# Catamount to Dotsero rapids



## dahmerjw (Feb 27, 2010)

I've been a bow flower on many trips, but have very little experience actually rowing a raft. I'm going to be rowing a 16' raft from Catamount to Dotsero this weekend. Can anyone give me some advice on Rodeo Rapid and Pinball?


----------



## bigben (Oct 3, 2010)

ya know i've wondered this myself. 
i've done pumphouse a ton, but never been below rancho. i was thinking about a trip from rancho to dotsero or even down to hanging lake exit above barrel springs. it's not a section written about in most guide books. i'm sure there's a ton of flat water in there, but what are the rapids like?? i assume nothing much bigger than on pumphouse?? 
anyone know how far it is from rancho to hanging lake??


----------



## Andy H. (Oct 13, 2003)

Contrary to popular belief, there are some real rapids below Catamount. You need to be prepared to avoid railroad bridge abutments and other things that could give a novice rower trouble. I think you can scout most of these from the road, someone else will need to provide detail.

-AH


----------



## ArgoCat (May 14, 2007)

*Lower Upper C*

Yes, Railroad bridge abutments are definately something to avoid. My first trip down I saw what appeared to be a kayak wrapped around the bridge abutment below the giant water wheel. Actaully turned out to be a dory. Guy must have been drunk because it was not that hard to miss. I will say that Rodeo surprised me with its difficulty (Low water III). Basically, it is a drop with plenty of rocks right after a horizon line. So it does take a little maneuvering. In other words, you can't line up and give her hell, you got to move around. From what I remember, and this was five years ago, you enter center (maybe a little right of center) and move right then have to come back towards the center. Obviously, it might have changed since then. You should be able to see the horizon line and even hear the rapid from a little ways off. So yeah, pull over river right and scout from the road. I have no idea where pinball is nor do I remember it, but this doesn't really mean anything.


----------



## pinemnky13 (Jun 4, 2007)

We did it last year pinball was a drop gpin bow first thepull back to the left, you can scout it from the road. 
The double bridges I completly screwd up in but was able to get out of it stay river right through the bridge abutments and by that I mean run it through the right side of the right abutment, there is alot of pointy metal thingies that will fuck up a raft in the right circumstances. The rapids after the bridges are fun as hell and easy to run. Watch out for the rapids @ an 1 hour or so down as in low water it is bony as hell. 
Thefishing is great on that section we caught 3 in 20 minutes


----------



## pasta (May 17, 2006)

*rodeo rapid*

Yep, Go all the way right under the railroad double bridge. Rodeo is boney as hell. Enter center/right pull in to the center it's really fast and alot of rocks comin at ya. Be careful of the hole at the bottom. Don't hit it!


----------



## dahmerjw (Feb 27, 2010)

Thanks for you help and comments. I will definitely be prepared for some moves.


----------



## Whoapiglet (Aug 23, 2010)

just did the stretch from catamount to cottonwood this weekend. For rodeo, we went left of the pointy rock in the middle and hugged the left line riding out the left wave train. right is the easier, more straight forward line, with a big eddy to regroup in . much more water than when we did the trip last year, most of the oar blade snapping rocks are covered. there are some moves to make on the left line, but if you slide right less so. all our boats chose the more fun left line. 

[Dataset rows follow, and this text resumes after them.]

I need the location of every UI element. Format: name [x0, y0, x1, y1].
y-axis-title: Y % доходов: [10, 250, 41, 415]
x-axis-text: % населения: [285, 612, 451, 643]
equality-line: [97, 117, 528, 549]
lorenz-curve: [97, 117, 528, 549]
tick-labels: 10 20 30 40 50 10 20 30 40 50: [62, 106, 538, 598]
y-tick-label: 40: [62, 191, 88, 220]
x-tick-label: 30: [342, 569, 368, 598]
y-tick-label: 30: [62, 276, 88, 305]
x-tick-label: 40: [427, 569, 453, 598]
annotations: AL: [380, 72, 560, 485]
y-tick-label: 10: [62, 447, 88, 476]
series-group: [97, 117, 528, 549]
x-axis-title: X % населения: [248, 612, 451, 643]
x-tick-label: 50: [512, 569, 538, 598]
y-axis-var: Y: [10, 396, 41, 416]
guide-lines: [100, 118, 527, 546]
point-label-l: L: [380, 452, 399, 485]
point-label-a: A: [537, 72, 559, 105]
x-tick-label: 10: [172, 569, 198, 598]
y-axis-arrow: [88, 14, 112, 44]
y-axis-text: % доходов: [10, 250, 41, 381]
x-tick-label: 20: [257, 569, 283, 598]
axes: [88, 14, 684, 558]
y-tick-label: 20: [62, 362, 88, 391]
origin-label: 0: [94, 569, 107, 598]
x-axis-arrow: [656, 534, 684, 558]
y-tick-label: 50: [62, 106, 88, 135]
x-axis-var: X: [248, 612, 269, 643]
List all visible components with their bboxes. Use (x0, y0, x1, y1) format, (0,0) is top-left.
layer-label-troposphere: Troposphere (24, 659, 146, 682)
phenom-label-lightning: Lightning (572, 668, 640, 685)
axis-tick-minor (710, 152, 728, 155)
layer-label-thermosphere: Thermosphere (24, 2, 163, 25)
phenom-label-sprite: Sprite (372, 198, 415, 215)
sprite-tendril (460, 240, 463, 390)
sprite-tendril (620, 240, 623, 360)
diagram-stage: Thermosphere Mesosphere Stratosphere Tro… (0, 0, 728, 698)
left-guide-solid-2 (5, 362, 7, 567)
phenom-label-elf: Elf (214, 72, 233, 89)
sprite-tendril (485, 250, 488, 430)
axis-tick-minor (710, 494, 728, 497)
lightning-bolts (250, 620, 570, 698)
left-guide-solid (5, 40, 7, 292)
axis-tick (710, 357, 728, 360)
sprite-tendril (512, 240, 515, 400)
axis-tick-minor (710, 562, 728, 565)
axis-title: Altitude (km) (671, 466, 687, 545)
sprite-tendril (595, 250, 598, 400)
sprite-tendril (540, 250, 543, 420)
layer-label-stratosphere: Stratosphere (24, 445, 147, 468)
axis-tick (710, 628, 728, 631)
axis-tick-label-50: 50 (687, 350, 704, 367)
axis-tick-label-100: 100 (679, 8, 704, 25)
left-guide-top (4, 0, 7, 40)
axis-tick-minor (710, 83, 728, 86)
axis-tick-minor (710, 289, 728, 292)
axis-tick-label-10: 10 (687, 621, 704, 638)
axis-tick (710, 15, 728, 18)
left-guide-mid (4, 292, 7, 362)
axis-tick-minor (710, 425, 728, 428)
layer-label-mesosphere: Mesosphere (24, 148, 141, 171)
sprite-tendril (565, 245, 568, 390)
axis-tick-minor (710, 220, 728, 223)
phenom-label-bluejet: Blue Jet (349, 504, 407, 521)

Pinball was left line, pick thru the rocks til you get to the bridge and that way you are lined up to go thru the left side of the bridge. Couple of other fun rapids at this level thru to the ranch. 

Water moved along nicely, trip was quite a bit shorter than years past. (4-5 hours each section) one big strainer tree in a bridge at the lower ranch section, but you are going slow and can see it a mile away. 

bring a rod. fishing was great.


----------



## FrankC (Jul 8, 2008)

What is the main risk at Rodeo, wrapping or damaging your boat on sharp rocks? I checked this one out from the road once and thought it kind of threw a monkey wrench into an otherwise easy carefree stretch of river.


----------



## Whoapiglet (Aug 23, 2010)

last year, at lower flows, there was a boat that flipped, and another that dump trucked in the lower left hole. that hole was just a big wave and wave train last week. there is a sharp looking rock dead center of the run that could tear a boat, probably not going to wrap you though. its easy enough to go one side or the other. a little more maneuvering around obstacles than yarmony or eye of the needle, but big ,safe landing area and you can scope it out from the road.


----------